A highly passionate and results-driven AI Engineer specializing in Generative AI & Agentic AI Systems.
With 1.5 years of hands-on experience across the full AI project lifecycle, I build, optimize, and deploy scalable AI-driven solutions.
- Agentic AI & Orchestration: CrewAI, LangChain Agents
- LLM Inference & Optimization: Llama.cpp Server, vLLM, Ollama
- Generative AI Applications: Retrieval-Augmented Generation (RAG), Conversational AI, Autonomous Agents
- Fine-tuning & Cloud Training: RunPod GPU Cloud, LoRA/QLoRA fine-tuning
- Deployment & Frontend: Streamlit Apps, Docker, API-driven integrations
- Cloud & Infra: AWS ECR, AWS ECS (Fargate/EC2), Task Definitions, Application Load Balancer, Auto Scaling
- Programming Languages: Python (core), with focus on ML/AI frameworks
- 1.5 years building and deploying LLM-powered solutions in production.
- Designed & optimized RAG-based chatbots, knowledge assistants, and multi-agent workflows using CrewAI/LangChain.

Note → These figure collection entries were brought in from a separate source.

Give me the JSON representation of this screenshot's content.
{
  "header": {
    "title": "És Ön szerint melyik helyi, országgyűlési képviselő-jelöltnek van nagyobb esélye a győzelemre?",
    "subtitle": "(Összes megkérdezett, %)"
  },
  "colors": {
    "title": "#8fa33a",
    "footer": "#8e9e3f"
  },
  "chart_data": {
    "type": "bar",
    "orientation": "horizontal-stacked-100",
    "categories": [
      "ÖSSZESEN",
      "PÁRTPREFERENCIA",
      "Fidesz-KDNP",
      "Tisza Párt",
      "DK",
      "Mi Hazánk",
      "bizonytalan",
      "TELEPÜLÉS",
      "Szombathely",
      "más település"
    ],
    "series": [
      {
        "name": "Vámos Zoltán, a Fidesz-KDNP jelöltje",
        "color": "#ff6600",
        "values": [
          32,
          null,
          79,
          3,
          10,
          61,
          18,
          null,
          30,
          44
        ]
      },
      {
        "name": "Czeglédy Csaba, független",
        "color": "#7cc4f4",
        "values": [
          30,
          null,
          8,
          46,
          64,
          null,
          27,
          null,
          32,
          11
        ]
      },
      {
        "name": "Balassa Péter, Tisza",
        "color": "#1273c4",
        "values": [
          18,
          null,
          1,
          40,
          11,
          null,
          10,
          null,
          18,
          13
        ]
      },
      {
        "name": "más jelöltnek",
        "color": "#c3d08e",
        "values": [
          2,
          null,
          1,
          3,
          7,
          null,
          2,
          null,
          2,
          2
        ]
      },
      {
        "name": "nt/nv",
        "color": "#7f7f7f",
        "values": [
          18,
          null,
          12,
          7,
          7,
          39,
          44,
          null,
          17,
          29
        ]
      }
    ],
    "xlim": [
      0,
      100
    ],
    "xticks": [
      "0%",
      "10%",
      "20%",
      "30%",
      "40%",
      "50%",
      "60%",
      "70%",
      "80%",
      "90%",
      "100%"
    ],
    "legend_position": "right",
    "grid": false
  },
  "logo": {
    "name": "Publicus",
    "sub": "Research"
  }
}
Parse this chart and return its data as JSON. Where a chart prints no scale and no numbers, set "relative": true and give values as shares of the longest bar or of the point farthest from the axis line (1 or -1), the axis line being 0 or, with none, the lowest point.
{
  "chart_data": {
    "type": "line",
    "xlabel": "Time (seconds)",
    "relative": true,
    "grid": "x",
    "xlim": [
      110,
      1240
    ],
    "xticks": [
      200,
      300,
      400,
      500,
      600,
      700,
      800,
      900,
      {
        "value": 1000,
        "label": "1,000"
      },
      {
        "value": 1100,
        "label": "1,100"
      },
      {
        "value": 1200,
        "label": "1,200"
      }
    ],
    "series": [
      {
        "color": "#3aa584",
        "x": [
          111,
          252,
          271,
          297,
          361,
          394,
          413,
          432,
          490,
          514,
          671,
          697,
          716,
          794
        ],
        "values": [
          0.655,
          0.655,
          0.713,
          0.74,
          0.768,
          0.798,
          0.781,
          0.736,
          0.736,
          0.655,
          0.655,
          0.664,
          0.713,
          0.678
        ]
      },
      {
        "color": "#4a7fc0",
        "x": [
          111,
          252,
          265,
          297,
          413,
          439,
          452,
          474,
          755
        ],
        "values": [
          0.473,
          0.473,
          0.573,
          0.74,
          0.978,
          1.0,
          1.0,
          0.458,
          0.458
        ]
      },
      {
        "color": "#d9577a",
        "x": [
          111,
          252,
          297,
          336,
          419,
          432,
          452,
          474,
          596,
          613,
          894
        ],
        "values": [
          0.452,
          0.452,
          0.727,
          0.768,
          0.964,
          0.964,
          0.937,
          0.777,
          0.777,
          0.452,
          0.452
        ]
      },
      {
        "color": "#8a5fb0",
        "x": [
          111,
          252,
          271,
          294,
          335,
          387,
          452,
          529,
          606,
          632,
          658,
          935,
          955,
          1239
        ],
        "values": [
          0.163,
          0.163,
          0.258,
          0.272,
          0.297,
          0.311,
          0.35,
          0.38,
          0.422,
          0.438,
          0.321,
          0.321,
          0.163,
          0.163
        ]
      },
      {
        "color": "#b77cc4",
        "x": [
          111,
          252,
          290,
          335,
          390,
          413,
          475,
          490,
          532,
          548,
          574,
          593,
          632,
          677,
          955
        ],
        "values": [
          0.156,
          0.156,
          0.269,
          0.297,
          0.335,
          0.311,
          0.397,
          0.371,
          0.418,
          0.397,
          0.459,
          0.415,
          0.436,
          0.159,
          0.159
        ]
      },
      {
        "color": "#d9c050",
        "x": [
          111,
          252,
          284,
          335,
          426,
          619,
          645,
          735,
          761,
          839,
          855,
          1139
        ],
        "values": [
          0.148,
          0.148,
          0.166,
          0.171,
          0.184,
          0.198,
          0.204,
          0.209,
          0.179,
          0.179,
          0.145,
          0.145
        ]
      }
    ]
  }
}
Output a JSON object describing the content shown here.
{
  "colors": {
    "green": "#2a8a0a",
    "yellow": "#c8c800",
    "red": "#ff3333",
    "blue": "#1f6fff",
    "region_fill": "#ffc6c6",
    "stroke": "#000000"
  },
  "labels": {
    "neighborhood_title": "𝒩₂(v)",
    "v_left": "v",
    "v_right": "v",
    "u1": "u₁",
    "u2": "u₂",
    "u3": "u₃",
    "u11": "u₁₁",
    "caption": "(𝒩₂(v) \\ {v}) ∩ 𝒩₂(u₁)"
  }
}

- Optimized inference paths with Llama.cpp/vLLM/Ollama to reduce latency and cost across multi-model deployments.
- Built Streamlit dashboards and conversational UIs for rapid iteration and stakeholder demos.
- Implemented AWS ECR + ECS deployments with robust Task Definitions, environment secrets, autoscaling, and ALB routing.
- Deployed fine-tuned models on RunPod Cloud GPUs, leveraging LoRA/QLoRA strategies for cost-efficient training.